La RP fait partie des rétinopathies pigmentaires. Historiquement, la classification des RP était fondée soit sur la topographie de l'atteinte rétinienne (atteinte centrale, péricentrale, sectorielle ou périphérique), soit sur l'âge de survenue, le mode de transmission héréditaire, ou le type de photorécepteurs atteints de façon prédominante.
Aujourd'hui, il n'existe pas de consensus sur un système de classification de la RP. Beaucoup d'auteurs classent les RP soit en deux grandes catégories, les atteintes isolées (seul l'œil est atteint) et les formes syndromiques (la dégénérescence oculaire est alors associée à une atteinte d'un ou plusieurs autres organes), soit en trois catégories, les formes non syndromiques ou « simples » (seul l'œil est atteint), les formes syndromiques (avec atteinte d'autres systèmes, par exemple l'audition) et les formes systémiques (touchant plusieurs tissus ou organes). Il est généralement admis que la classe des dystrophies non syndromiques avec atteinte des bâtonnets représente 70 à 80 % des cas de RP.
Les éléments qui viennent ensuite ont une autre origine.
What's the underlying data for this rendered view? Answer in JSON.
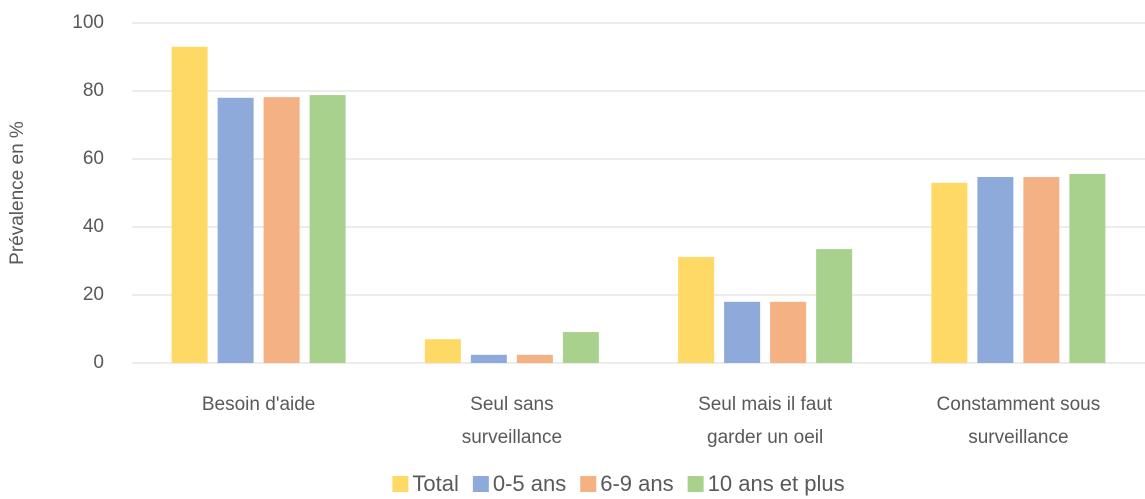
{
  "chart_data": {
    "type": "bar",
    "ylabel": "Prévalence en %",
    "categories": [
      [
        "Besoin d'aide"
      ],
      [
        "Seul sans",
        "surveillance"
      ],
      [
        "Seul mais il faut",
        "garder un oeil"
      ],
      [
        "Constamment sous",
        "surveillance"
      ]
    ],
    "series": [
      {
        "name": "Total",
        "color": "#ffd966",
        "values": [
          93,
          7,
          31.2,
          53
        ]
      },
      {
        "name": "0-5 ans",
        "color": "#8eaadb",
        "values": [
          78,
          2.4,
          18,
          54.7
        ]
      },
      {
        "name": "6-9 ans",
        "color": "#f4b183",
        "values": [
          78.2,
          2.4,
          18,
          54.7
        ]
      },
      {
        "name": "10 ans et plus",
        "color": "#a9d18e",
        "values": [
          78.8,
          9.1,
          33.5,
          55.6
        ]
      }
    ],
    "ylim": [
      0,
      100
    ],
    "yticks": [
      0,
      20,
      40,
      60,
      80,
      100
    ],
    "grid": true,
    "legend": "bottom"
  }
}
La rétine est le tissu sensible à la lumière qui borde la surface interne de l'œil. Il s'agit d'une structure complexe en couches, avec plusieurs couches de neurones interconnectés par des synapses (Figure 1).
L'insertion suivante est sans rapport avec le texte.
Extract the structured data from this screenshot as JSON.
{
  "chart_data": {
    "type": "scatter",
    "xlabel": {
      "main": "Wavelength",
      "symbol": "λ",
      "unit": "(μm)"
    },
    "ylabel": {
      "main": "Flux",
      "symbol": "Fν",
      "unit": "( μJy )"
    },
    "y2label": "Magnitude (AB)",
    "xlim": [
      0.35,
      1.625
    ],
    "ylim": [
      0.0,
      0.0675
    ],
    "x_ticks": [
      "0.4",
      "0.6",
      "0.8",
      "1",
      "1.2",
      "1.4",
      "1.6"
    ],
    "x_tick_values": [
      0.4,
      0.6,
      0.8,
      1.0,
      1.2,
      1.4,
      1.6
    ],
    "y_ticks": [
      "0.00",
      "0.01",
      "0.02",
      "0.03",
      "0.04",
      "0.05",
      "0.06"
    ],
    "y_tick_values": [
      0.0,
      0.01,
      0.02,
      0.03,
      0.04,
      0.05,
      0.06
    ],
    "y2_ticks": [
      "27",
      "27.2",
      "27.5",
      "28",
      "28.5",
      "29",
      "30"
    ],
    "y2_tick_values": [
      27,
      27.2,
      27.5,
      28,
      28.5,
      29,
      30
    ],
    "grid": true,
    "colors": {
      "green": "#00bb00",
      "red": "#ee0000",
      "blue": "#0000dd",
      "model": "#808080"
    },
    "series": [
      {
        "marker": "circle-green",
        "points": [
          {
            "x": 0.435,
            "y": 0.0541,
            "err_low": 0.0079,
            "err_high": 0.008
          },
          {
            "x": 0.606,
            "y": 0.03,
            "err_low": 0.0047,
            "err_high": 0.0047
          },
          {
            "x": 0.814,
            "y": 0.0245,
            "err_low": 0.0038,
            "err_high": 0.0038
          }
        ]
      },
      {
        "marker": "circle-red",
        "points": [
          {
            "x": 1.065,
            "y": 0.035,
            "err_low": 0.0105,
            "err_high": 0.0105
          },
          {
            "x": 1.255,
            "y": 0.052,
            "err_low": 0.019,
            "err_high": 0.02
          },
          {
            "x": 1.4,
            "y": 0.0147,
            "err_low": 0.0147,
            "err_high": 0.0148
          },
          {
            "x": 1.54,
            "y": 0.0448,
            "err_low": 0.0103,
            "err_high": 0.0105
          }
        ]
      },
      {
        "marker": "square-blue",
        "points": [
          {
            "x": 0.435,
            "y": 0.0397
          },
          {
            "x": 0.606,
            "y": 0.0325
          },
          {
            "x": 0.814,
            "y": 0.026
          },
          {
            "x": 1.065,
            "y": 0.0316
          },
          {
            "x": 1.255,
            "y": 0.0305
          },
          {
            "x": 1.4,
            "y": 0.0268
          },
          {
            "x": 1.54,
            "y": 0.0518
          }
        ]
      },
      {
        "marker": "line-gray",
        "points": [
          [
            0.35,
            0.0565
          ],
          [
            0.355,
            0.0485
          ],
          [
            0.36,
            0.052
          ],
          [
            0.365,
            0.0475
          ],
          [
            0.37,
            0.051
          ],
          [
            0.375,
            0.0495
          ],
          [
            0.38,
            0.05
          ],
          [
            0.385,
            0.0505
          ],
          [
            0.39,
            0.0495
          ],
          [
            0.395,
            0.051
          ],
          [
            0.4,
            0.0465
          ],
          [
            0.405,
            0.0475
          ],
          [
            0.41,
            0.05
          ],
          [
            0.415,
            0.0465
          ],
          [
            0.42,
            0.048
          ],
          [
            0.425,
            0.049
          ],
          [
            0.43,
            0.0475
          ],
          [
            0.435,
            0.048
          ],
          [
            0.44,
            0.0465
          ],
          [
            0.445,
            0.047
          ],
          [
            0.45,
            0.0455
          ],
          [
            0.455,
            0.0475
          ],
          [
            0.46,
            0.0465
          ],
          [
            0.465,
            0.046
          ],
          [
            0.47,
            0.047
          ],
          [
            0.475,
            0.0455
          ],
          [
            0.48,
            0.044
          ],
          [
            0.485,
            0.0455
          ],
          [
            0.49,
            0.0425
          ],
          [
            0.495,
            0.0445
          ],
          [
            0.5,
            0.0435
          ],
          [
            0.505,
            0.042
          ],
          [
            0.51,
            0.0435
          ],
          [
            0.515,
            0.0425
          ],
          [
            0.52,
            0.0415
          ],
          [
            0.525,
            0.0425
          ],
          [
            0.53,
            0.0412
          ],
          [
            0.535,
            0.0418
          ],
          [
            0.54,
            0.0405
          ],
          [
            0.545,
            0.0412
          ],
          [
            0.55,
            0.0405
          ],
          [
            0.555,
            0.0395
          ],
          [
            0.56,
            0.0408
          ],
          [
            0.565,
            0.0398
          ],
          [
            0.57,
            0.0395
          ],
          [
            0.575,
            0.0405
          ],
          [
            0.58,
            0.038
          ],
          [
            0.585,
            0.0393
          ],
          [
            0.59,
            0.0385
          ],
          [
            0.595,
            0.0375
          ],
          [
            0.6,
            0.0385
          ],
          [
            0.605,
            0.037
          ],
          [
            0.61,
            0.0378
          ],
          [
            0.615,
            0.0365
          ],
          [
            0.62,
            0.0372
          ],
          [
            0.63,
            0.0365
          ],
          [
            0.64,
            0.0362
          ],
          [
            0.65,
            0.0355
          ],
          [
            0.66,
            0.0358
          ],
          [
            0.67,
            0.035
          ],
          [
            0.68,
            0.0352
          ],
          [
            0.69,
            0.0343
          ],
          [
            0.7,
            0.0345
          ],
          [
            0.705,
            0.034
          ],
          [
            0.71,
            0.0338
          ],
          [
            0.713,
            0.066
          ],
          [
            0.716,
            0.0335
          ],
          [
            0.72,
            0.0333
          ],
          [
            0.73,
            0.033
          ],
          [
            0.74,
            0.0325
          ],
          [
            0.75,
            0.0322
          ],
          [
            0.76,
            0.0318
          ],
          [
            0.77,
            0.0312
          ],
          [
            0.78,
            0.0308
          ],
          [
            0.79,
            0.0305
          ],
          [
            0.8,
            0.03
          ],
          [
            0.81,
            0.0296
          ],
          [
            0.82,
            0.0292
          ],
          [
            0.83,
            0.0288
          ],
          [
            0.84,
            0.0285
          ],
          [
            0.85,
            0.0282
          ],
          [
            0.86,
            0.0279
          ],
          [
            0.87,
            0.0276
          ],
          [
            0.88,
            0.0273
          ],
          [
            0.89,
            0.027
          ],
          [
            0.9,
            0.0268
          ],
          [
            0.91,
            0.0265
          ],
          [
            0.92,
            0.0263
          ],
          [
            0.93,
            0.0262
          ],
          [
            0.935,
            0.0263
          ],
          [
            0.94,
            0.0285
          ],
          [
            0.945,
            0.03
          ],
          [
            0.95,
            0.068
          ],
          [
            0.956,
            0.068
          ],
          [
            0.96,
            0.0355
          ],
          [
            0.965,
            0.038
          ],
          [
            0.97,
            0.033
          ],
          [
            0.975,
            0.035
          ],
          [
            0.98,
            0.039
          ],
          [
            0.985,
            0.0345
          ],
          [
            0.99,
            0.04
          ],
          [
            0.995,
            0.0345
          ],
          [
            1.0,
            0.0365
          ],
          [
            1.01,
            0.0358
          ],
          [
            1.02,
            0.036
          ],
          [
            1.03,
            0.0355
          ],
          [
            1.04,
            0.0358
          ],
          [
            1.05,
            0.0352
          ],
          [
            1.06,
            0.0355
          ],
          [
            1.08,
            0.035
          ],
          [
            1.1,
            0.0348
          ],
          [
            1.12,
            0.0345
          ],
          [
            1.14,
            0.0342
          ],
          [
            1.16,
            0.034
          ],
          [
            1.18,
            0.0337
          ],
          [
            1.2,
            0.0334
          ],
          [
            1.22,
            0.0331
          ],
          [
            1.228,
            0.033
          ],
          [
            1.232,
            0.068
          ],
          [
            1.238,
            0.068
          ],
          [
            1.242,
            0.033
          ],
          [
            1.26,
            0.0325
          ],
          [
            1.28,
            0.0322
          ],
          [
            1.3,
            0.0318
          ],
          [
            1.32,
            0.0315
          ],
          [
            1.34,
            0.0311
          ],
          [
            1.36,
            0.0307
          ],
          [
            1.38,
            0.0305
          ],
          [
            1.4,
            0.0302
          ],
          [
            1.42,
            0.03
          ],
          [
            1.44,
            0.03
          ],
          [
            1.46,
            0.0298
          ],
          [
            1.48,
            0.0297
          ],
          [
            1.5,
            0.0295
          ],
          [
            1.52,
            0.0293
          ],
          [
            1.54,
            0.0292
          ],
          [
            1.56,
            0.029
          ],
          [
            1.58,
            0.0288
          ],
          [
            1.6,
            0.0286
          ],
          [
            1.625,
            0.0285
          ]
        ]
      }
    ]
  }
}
Figure 1. Stucture de la Rétine - Source : Britannica.com

Figure 1. Structure de la rétine - Source : www.britannica.com

Les seuls neurones directement sensibles à la lumière sont les cellules photoréceptrices qui, grâce à une cascade de réactions biochimiques, convertissent la lumière en impulsions nerveuses qui sont ensuite traitées par la rétine et envoyées au cerveau par des fibres nerveuses.
Il y a principalement deux types de photorécepteurs : les bâtonnets et les cônes. Les photorécepteurs à bâtonnets assurent la détection des mouvements et la vision dans des conditions scotopiques (vision nocturne). Les photorécepteurs à cônes permettent la vision en trichromie et à haut niveau de contraste et fonctionnent dans des conditions photopiques (c'est-à-dire en conditions normales de vision de jour). Un troisième type de photorécepteurs beaucoup plus rare, la cellule ganglionnaire photosensible, joue un rôle important dans les réponses réflexes en vision de jour avec forte luminosité (cycle nycthéméral).
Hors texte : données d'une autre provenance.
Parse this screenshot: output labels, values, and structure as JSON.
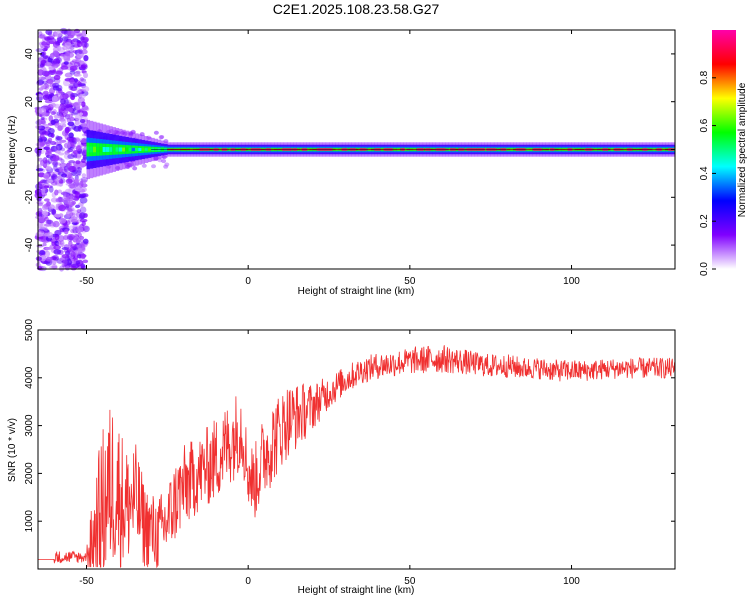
{
  "title": "C2E1.2025.108.23.58.G27",
  "chart_data": [
    {
      "type": "heatmap",
      "xlabel": "Height of straight line (km)",
      "ylabel": "Frequency (Hz)",
      "xlim": [
        -65,
        132
      ],
      "ylim": [
        -50,
        50
      ],
      "xticks": [
        -50,
        0,
        50,
        100
      ],
      "yticks": [
        -40,
        -20,
        0,
        20,
        40
      ],
      "colorbar": {
        "label": "Normalized spectral amplitude",
        "range": [
          0,
          1
        ],
        "ticks": [
          "0.0",
          "0.2",
          "0.4",
          "0.6",
          "0.8"
        ],
        "colors": [
          "#ffffff",
          "#8000ff",
          "#0000ff",
          "#00ffff",
          "#00ff00",
          "#ffff00",
          "#ff0000",
          "#ff00aa"
        ]
      },
      "features": [
        {
          "region": "noise",
          "x_range": [
            -65,
            -50
          ],
          "y_range": [
            -50,
            50
          ],
          "amplitude": [
            0.05,
            0.2
          ]
        },
        {
          "region": "carrier",
          "x_range": [
            -50,
            132
          ],
          "frequency": 0,
          "peak_amplitude": 0.95
        }
      ]
    },
    {
      "type": "line",
      "xlabel": "Height of straight line (km)",
      "ylabel": "SNR (10 * v/v)",
      "xlim": [
        -65,
        132
      ],
      "ylim": [
        0,
        5000
      ],
      "xticks": [
        -50,
        0,
        50,
        100
      ],
      "yticks": [
        1000,
        2000,
        3000,
        4000,
        5000
      ],
      "series": [
        {
          "color": "#f03030",
          "x": [
            -65,
            -55,
            -50,
            -46,
            -44,
            -42,
            -40,
            -38,
            -35,
            -32,
            -28,
            -25,
            -22,
            -20,
            -15,
            -10,
            -5,
            -2,
            0,
            2,
            5,
            8,
            10,
            12,
            15,
            20,
            25,
            30,
            35,
            40,
            45,
            50,
            55,
            60,
            65,
            70,
            75,
            80,
            85,
            90,
            95,
            100,
            105,
            110,
            115,
            120,
            125,
            132
          ],
          "y": [
            200,
            200,
            250,
            1000,
            1500,
            1800,
            1600,
            1300,
            1500,
            900,
            700,
            1000,
            1500,
            1700,
            2000,
            2300,
            2700,
            3000,
            2000,
            1800,
            2400,
            2700,
            2900,
            3100,
            3200,
            3400,
            3700,
            3950,
            4150,
            4250,
            4300,
            4350,
            4380,
            4400,
            4350,
            4300,
            4250,
            4250,
            4200,
            4200,
            4150,
            4150,
            4150,
            4180,
            4200,
            4200,
            4200,
            4200
          ],
          "noise_amplitude": [
            0,
            0,
            200,
            1600,
            1800,
            1800,
            1600,
            1300,
            1200,
            900,
            800,
            800,
            900,
            900,
            800,
            900,
            900,
            900,
            700,
            800,
            900,
            900,
            800,
            800,
            700,
            500,
            350,
            300,
            280,
            280,
            280,
            280,
            300,
            300,
            280,
            250,
            250,
            250,
            230,
            230,
            230,
            230,
            220,
            220,
            220,
            220,
            220,
            220
          ]
        }
      ]
    }
  ]
}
Dans la RP, les lésions touchent les bâtonnets et les cônes sensibles à la lumière et les symptômes visuels traduisent la perte progressive de la fonction photoréceptrice conduisant à une atteinte irréversible de la vision. La couche nucléaire externe de la rétine (formée par les noyaux des photorécepteurs à bâtonnets et à cônes) est fortement réduite chez les patients atteints de RP. La couche nucléaire interne de la rétine (formée par les noyaux des cellules amacrines et bipolaires et des neurones à cellules horizontales) et la couche des cellules ganglionnaires sont relativement préservées jusqu'à un stade avancé de la pathologie. Dans la plupart des formes typiques de RP (avec atteinte des bâtonnets et des cônes), l'atteinte des bâtonnets est plus importante que celle des cônes. Dans d'autres formes de RP, les lésions des bâtonnets et des cônes évoluent parallèlement. Parfois, la disparition des cônes va être plus rapide que celle des bâtonnets. Dans ce cas, il s'agit alors d'une dégénérescence cônes-bâtonnets, une forme de RP où la perte d'acuité visuelle et l'atteinte de la vision des couleurs sont les principaux symptômes au stade précoce de cette affection.